En las herramientas Binarias, seleccione Rellenar taladros en la máscara de endomucin. Genere la imagen de Dextran con umbral y guárdela como ROI de Dextran. Además, genere la imagen de endomucin umbral y guárdela como ROI vascular y genere la imagen endomucin invertida y guárdela como ROI extravascular.
A continuación, genere la imagen de ROI Extravascular intersectado y ROI Dextran y guárdela como ROI Extravascular Dextran. Finalmente guarde toda la imagen como Tumor ROI. Divida el área de ROI Extravascular Dextran por el área de ROI tumoral y multiplique por 100 para generar el área porcentual que cubre el Dextran Extravascular en todo el tumor.
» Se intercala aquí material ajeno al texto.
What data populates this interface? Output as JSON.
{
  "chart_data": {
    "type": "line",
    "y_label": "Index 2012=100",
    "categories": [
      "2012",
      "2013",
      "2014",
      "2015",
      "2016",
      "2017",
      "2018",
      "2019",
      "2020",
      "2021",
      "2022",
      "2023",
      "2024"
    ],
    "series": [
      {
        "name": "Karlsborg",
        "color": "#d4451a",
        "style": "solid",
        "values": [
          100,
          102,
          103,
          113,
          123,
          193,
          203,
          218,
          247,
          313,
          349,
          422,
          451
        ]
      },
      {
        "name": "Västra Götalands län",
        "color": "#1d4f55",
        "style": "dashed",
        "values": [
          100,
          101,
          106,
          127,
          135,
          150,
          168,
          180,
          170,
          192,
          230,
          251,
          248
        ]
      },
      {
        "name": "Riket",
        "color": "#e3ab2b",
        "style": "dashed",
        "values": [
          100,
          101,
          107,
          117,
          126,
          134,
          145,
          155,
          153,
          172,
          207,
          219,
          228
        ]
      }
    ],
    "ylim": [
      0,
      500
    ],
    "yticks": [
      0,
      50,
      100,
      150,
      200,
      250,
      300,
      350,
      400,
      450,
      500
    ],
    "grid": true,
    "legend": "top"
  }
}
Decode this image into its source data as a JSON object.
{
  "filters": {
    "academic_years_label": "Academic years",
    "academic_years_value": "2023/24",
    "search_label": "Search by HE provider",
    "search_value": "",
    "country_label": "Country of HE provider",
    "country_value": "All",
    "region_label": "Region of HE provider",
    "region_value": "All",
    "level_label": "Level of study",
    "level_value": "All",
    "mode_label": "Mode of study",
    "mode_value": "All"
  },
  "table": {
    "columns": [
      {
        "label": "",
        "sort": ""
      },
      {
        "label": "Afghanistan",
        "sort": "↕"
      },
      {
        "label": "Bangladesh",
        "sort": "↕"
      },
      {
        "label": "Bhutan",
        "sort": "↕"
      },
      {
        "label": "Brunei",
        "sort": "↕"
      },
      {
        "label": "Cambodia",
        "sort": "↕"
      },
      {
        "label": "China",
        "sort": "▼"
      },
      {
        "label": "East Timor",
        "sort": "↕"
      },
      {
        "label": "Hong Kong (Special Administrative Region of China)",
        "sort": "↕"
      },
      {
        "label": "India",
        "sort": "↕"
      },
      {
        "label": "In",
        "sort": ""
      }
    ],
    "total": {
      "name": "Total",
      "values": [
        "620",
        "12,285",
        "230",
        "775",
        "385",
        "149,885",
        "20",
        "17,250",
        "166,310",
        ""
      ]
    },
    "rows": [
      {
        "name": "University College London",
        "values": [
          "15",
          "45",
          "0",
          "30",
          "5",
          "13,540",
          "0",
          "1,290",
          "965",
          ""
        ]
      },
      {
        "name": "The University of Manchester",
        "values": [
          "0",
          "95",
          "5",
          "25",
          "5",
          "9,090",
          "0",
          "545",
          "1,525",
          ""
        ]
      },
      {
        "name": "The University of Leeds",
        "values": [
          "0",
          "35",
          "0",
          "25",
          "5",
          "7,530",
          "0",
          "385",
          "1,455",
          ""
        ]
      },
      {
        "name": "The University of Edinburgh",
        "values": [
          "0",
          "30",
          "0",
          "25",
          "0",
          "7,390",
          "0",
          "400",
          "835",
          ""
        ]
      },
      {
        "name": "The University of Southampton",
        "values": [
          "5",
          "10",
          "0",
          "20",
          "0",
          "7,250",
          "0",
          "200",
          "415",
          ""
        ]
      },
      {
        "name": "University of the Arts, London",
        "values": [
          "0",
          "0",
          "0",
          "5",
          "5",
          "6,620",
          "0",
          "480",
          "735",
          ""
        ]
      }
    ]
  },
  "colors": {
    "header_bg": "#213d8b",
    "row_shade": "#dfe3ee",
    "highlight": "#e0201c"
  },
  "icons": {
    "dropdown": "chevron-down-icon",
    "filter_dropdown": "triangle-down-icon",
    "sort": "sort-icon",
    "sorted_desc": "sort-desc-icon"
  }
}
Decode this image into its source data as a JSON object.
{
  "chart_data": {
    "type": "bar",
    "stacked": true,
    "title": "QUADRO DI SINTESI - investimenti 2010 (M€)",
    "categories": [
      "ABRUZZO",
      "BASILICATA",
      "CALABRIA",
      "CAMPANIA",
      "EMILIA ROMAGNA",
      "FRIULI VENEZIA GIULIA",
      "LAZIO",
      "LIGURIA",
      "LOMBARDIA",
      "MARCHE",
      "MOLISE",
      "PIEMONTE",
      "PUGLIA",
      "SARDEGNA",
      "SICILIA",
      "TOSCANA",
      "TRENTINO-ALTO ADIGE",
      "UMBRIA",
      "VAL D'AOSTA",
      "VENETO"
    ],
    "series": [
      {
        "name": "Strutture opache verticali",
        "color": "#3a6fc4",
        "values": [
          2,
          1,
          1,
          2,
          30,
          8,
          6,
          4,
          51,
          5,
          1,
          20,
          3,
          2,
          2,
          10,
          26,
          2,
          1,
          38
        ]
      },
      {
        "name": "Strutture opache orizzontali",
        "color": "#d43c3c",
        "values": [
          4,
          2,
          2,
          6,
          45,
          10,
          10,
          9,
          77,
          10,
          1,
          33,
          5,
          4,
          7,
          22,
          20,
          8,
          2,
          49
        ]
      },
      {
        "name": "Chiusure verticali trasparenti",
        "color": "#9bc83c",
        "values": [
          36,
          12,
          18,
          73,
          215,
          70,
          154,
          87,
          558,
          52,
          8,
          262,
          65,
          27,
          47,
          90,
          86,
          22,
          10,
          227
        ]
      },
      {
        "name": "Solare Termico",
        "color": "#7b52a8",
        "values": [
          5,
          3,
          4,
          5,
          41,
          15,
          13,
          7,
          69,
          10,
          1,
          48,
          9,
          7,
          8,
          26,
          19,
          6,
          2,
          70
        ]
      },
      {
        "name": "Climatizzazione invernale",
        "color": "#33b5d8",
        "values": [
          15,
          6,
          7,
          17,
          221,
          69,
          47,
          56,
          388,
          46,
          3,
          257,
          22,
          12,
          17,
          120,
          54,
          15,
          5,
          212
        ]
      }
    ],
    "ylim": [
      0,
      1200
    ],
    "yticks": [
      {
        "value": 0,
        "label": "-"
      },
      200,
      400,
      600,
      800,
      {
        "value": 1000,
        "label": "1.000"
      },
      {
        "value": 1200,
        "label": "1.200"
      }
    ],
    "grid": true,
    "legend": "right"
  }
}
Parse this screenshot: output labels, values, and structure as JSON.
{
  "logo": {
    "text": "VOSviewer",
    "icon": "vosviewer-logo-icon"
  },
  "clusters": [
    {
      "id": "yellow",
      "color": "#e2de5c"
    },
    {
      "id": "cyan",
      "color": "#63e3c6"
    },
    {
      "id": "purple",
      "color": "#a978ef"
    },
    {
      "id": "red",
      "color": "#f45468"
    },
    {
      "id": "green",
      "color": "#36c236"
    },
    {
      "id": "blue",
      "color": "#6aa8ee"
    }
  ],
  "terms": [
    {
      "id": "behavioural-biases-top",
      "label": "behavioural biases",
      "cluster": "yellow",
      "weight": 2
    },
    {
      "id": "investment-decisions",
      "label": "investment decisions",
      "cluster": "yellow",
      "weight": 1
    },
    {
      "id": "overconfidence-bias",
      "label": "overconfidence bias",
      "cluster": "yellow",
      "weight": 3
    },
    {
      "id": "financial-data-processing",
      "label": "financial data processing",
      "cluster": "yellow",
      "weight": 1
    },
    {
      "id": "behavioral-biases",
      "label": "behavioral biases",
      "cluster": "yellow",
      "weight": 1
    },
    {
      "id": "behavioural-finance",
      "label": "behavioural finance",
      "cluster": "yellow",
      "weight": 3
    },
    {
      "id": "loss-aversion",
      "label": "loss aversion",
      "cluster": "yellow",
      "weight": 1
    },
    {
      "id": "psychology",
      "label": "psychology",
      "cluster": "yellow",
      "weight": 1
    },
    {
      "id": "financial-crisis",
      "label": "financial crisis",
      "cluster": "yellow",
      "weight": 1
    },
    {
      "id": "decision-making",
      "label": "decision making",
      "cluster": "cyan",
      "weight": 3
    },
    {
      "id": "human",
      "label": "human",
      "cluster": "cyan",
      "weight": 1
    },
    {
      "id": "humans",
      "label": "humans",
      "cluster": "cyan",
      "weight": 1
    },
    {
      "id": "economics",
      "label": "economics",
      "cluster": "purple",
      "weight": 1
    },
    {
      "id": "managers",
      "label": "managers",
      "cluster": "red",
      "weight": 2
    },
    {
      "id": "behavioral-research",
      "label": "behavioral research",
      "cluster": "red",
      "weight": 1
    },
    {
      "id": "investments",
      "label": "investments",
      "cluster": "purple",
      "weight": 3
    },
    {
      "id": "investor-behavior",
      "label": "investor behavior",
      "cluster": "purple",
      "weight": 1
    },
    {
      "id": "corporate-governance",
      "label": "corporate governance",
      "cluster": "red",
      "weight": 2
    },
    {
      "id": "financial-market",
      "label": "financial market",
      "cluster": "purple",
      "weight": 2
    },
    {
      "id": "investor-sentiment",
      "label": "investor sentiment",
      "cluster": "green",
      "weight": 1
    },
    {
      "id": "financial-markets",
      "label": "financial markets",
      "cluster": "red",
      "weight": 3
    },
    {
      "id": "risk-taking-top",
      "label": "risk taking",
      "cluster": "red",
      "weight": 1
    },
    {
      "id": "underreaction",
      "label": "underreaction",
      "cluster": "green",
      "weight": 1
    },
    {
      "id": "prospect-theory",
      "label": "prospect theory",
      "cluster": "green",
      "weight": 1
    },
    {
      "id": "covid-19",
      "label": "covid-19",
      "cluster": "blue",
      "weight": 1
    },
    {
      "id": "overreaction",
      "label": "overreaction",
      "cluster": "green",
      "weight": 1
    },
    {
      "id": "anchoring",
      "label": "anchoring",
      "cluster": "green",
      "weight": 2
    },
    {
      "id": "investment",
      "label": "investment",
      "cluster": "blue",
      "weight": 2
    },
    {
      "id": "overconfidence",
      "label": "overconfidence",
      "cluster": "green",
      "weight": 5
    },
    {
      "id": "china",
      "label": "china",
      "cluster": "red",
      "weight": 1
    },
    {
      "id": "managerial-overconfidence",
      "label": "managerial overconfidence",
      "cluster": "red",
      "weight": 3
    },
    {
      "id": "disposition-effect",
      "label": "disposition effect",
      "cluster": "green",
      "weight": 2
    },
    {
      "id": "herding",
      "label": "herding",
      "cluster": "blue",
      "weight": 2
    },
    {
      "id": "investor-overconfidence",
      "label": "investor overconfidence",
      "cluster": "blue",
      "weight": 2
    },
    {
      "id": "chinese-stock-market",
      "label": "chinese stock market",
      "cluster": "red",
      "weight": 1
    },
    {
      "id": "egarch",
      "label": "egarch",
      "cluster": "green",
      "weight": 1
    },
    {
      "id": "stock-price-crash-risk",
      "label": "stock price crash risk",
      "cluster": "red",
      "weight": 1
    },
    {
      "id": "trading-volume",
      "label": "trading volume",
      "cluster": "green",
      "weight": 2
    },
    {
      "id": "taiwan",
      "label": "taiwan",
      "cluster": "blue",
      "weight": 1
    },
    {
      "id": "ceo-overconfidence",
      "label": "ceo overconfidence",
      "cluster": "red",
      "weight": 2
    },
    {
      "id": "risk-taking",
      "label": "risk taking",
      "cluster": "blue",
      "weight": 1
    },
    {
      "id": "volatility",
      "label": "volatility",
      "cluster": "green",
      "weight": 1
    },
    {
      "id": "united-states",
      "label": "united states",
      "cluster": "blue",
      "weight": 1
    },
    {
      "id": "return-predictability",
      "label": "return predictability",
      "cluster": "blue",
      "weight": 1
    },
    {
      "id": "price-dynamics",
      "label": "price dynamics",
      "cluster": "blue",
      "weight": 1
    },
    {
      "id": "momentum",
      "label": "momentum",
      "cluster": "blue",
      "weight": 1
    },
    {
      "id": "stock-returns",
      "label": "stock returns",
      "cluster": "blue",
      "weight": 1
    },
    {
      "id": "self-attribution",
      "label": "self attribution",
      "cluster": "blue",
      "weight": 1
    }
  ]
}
Repita el proceso para 10 a 20 campos de alta potencia por caso y genere un Dextran Extravascular promedio para cada caso. Aquí se muestra una imagen de una glándula mamaria sana y en desarrollo dentro de un animal transgénico. La vasculatura está etiquetada por TMR Dextran en rojo, epitelio dúctil mamario está etiquetado por la proteína fluorescente dendra2 en verde, y los macrófagos están etiquetados por una proteína fluorescente cian.
Por el contrario, se muestra un carcinoma dúctil invasivo con etiqueta dendra2 trasplantado en un animal con macrófagos y vasos etiquetados. El tejido pulmonar sano se visualizó a través de una ventana de imágenes pulmonares dentro de un ratón con vasculatura etiquetada. Las metástasis pulmonares son evidentes después de la inyección de células tumorales en un animal transgénico con macrófagos etiquetados y vasculatura.
Aquí se muestran imágenes fijas de una película de imágenes intravitales de alto nivel molecular de vasos neo-angiogénicos con etiqueta Dextran de alto peso molecular dentro de un carcinoma invasivo de la mama con etiqueta de dendra2 trasplantado. La línea amarilla punteada denota el contorno del área de fuga vascular transitoria antes, durante y después del evento de fuga. Una puerta TMEM se captura en imágenes en vivo.
La inmunofluorescencia multicanal muestra endomucin, de alto peso molecular Dextran, su imagen combinada junto con DAPI, así como los vasos sanguíneos umbralados correspondientes y máscaras Dextran extravasculares. También se muestra la sección secuencial correspondiente de la inmunohistoquímica TMEM. El perfil vascular alejado de TMEM aparece como un perfil vascular no fugado, mientras que el perfil vascular asociado a TMEM aparece como un perfil vascular con fugas.
Es muy importante evitar cortar los vasos sanguíneos que suministran el tumor durante la exposición quirúrgica del tumor. La metodología descrita aquí se puede combinar con el tratamiento farmacológico, lo mismo que inhibe la función TMEM, la prevención de la permeabilidad vascular, o incluso la normalización de la vasculatura tumoral para medir su impacto y eficacia. Con estos protocolos hemos demostrado previamente que la quimioterapia mejora la permeabilidad vascular y la diseminación de células cancerosas y, de hecho, que estos cambios pro-metastásicos pueden ser eludidos por la administración conjunta de inhibidores de la función TMEM.